Question 2: What is the best way to compute repeated gradient-vector products with these gradients, for changing $\vec{d}_1$ and $\vec{d}_2$? i.e., what is the best way to compute $(\nabla_{\vec{d}_1} L)^T v$ for arbitrary vectors $v$? From just looking at the expressions I gave above, I am thinking that the best I can do is to use a stochastic estimator for the diagonal of the inner expressions, where I estimate
$$
\operatorname{diag}\left(A \left( A^T D_1 A + B^T D_2 B \right)^{-1} A^T \right) \approx \left[ \sum_{j=1}^s v_j \, \odot \, A \left( A^T D_1 A + B^T D_2 B \right)^{-1} A^T v_j \right] \oslash \left[ \sum_{j=1}^s v_j \odot v_j \right]
$$
for a set of $s$ random vectors $\{v_j\}_{j=1}^s$. But is this the best way? This can be expensive to do, since each matrix-vector product involves solving a linear system with the conjugate gradient method or similar.
Question 3: Is there a simple analytical form for the Hessian of $L$ w.r.t. $[\vec{d}_1, \vec{d}_2]$ (all of the parameters)? I have not made any progress on this myself. A similar question has been asked here, but note that in this question they were asking about the Hessian of the log determinant of $X$ w.r.t. to a dense matrix $X$, whereas I am asking about the Hessian of a log determinant but w.r.t. just the diagonal entries of a diagonal matrix (my Hessian should be a $(p+q)\times(p+q)$ matrix). So I am hoping that some simplification can be made in my case.
Best Answer
$ \def\l{\lambda}\def\o{{\tt1}}\def\p{\partial} \def\n{\nabla}\def\g{\large{g}} \def\LR#1{\left(#1\right)} \def\diag#1{\operatorname{diag}\LR{#1}} \def\Diag#1{\operatorname{Diag}\LR{#1}} \def\trace#1{\operatorname{Tr}\LR{#1}} \def\qiq{\quad\implies\quad} \def\grad#1#2{\frac{\p #1}{\p #2}} \def\hess#1#2#3{\frac{\p^2 #1}{\p #2\,\p #3}} \def\c#1{\color{red}{#1}} \def\CLR#1{\c{\LR{#1}}} \def\M{M^{-1}} \def\fracLR#1#2{\LR{\frac{#1}{#2}}} $The answer to your first question is that the $\tt{diag}$ expressions are probably the best available.
For the second question, I don't know of a better approximation than that of the linked paper.
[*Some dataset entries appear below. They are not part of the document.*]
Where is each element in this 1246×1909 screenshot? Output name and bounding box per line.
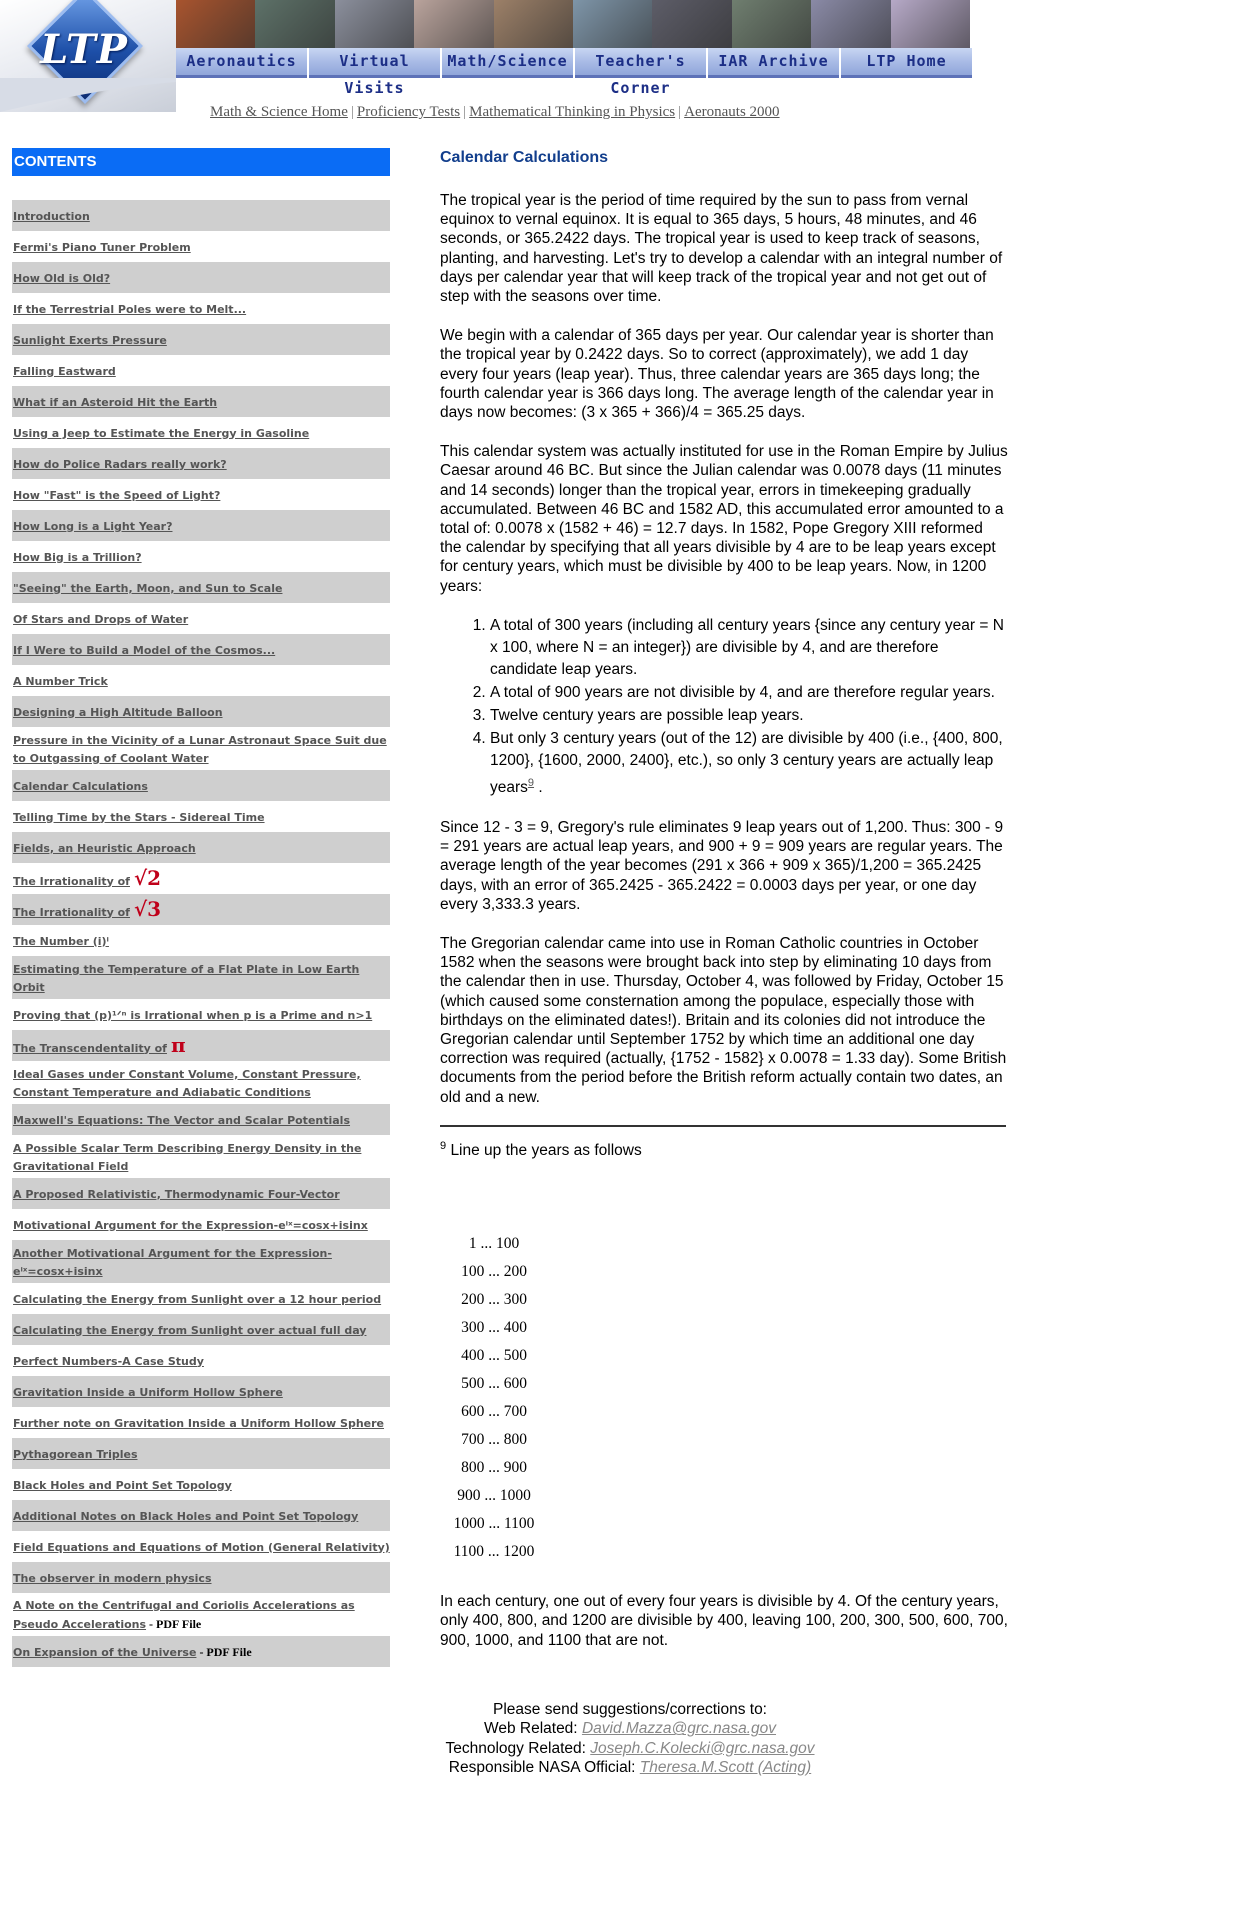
contents-list xyxy=(12,200,390,1667)
web-contact-link[interactable]: David.Mazza@grc.nasa.gov xyxy=(581,1720,777,1738)
sidebar-link[interactable]: Telling Time by the Stars - Sidereal Time xyxy=(13,810,265,824)
logo-text: LTP xyxy=(40,26,128,73)
list-item: 3. Twelve century years are possible leap years. xyxy=(490,705,1008,727)
sidebar-item xyxy=(12,1283,390,1314)
sidebar-link[interactable]: If I Were to Build a Model of the Cosmos... xyxy=(13,643,276,657)
sidebar-item xyxy=(12,1209,390,1240)
article xyxy=(440,148,1008,1650)
sidebar-link[interactable]: Fermi's Piano Tuner Problem xyxy=(13,240,191,254)
sidebar-item xyxy=(12,448,390,479)
sidebar-item xyxy=(12,999,390,1030)
sidebar-item xyxy=(12,1314,390,1345)
sidebar-item xyxy=(12,1030,390,1061)
link-math-science-home[interactable]: Math & Science Home xyxy=(210,104,348,120)
paragraph: This calendar system was actually instituted for use in the Roman Empire by Julius Caesar around 46 BC. But since the Julian calendar was 0.0078 days (11 minutes and 14 seconds) longer than the tropical year, errors in timekeeping gradually accumulated. Between 46 BC and 1582 AD, this accumulated error amounted to a total of: 0.0078 x (1582 + 46) = 12.7 days. In 1582, Pope Gregory XIII reformed the calendar by specifying that all years divisible by 4 are to be leap years except for century years, which must be divisible by 400 to be leap years. Now, in 1200 years: xyxy=(440,443,1008,595)
contents-sidebar xyxy=(12,148,390,1667)
year-ranges xyxy=(440,1230,660,1566)
subsite-links: Math & Science Home | Proficiency Tests | Mathematical Thinking in Physics | Aeronauts 2000 xyxy=(210,104,780,120)
header-photo-strip xyxy=(176,0,970,48)
year-range: 600 ... 700 xyxy=(461,1403,527,1421)
sidebar-item xyxy=(12,1061,390,1104)
main-nav xyxy=(176,48,974,97)
sidebar-item xyxy=(12,665,390,696)
sidebar-item xyxy=(12,1593,390,1636)
sidebar-link[interactable]: Using a Jeep to Estimate the Energy in Gasoline xyxy=(13,426,310,440)
tech-contact-link[interactable]: Joseph.C.Kolecki@grc.nasa.gov xyxy=(590,1739,815,1757)
sidebar-link[interactable]: How Old is Old? xyxy=(13,271,111,285)
sidebar-link[interactable]: On Expansion of the Universe xyxy=(13,1646,197,1659)
sidebar-link[interactable]: The Irrationality of xyxy=(13,874,130,888)
sidebar-item xyxy=(12,1531,390,1562)
math-symbol-icon: √3 xyxy=(133,896,162,921)
year-range: 1100 ... 1200 xyxy=(453,1543,535,1561)
header-photo-tile xyxy=(732,0,811,48)
sidebar-link[interactable]: How Long is a Light Year? xyxy=(13,519,173,533)
header-photo-tile xyxy=(573,0,652,48)
sidebar-item xyxy=(12,696,390,727)
sidebar-link[interactable]: How Big is a Trillion? xyxy=(13,550,142,564)
footnote-link[interactable]: 9 xyxy=(527,776,535,789)
sidebar-link[interactable]: The observer in modern physics xyxy=(13,1571,212,1585)
paragraph: We begin with a calendar of 365 days per year. Our calendar year is shorter than the tropical year by 0.2422 days. So to correct (approximately), we add 1 day every four years (leap year). Thus, three calendar years are 365 days long; the fourth calendar year is 366 days long. The average length of the calendar year in days now becomes: (3 x 365 + 366)/4 = 365.25 days. xyxy=(440,327,994,422)
sidebar-item xyxy=(12,1178,390,1209)
official-contact-link[interactable]: Theresa.M.Scott (Acting) xyxy=(639,1759,812,1777)
year-range: 700 ... 800 xyxy=(461,1431,527,1449)
sidebar-item xyxy=(12,1562,390,1593)
header-photo-tile xyxy=(335,0,414,48)
sidebar-item xyxy=(12,479,390,510)
sidebar-item xyxy=(12,200,390,231)
year-range: 400 ... 500 xyxy=(461,1347,527,1365)
sidebar-link[interactable]: What if an Asteroid Hit the Earth xyxy=(13,395,218,409)
sidebar-item xyxy=(12,1135,390,1178)
sidebar-item xyxy=(12,262,390,293)
sidebar-item xyxy=(12,603,390,634)
sidebar-item xyxy=(12,770,390,801)
list-item: 4. But only 3 century years (out of the 12) are divisible by 400 (i.e., {400, 800, 1200}, {1600, 2000, 2400}, etc.), so only 3 century years are actually leap years$^9$ . xyxy=(490,728,1008,799)
link-aeronauts-2000[interactable]: Aeronauts 2000 xyxy=(684,104,780,120)
leap-year-list xyxy=(440,615,1008,799)
paragraph: Since 12 - 3 = 9, Gregory's rule eliminates 9 leap years out of 1,200. Thus: 300 - 9 = 291 years are actual leap years, and 900 + 9 = 909 years are regular years. The average length of the year becomes (291 x 366 + 909 x 365)/1,200 = 365.2425 days, with an error of 365.2425 - 365.2422 = 0.0003 days per year, or one day every 3,333.3 years. xyxy=(440,819,1004,913)
header-photo-tile xyxy=(176,0,255,48)
year-range: 200 ... 300 xyxy=(461,1291,527,1309)
sidebar-item xyxy=(12,1438,390,1469)
year-range: 800 ... 900 xyxy=(461,1459,527,1477)
sidebar-link[interactable]: Calculating the Energy from Sunlight over a 12 hour period xyxy=(13,1292,382,1306)
footer-line: Responsible NASA Official: Theresa.M.Scott (Acting) xyxy=(448,1759,812,1777)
Your third question can be approached using the following $\tt{diag}-$identity $$\eqalign{ \diag{AXB} &= \LR{B^T\odot A}\diag{X} \\ }$$ For typing convenience, define the matrix variables $$\eqalign{ M &= M^T \,=\; \LR{A^TD_1A + B^TD_2B} \\ Y &= Y^T \;=\; \LR{A\M A^T} \\ }$$ Consider the first gradient $(\g=\n_{d_1}L)$ with respect to the first vector $(d_1)$ $$\eqalign{ \g &= \diag{A\M A^T} \;=\; \diag Y \\ d\g &= -\diag{A\M\,\c{dM}\,\M A^T} \\ &= -\diag{A\M\,\CLR{A^TdD_1A}\,\M A^T} \\ &= -\diag{Y\,dD_1\,Y} \\ &= -\LR{Y\odot Y}\diag{dD_1} \\ \n_{d_1}\g &= -\LR{Y\odot Y} \:\:=\; \n_{d_1}\n_{d_1}L \\ }$$ The remaining Hessians $\big\{\n_{d_1}\n_{d_2}L,\;\n_{d_2}\n_{d_1}L,\;\n_{d_2}\n_{d_2}L\big\}$ can be calculated similarly.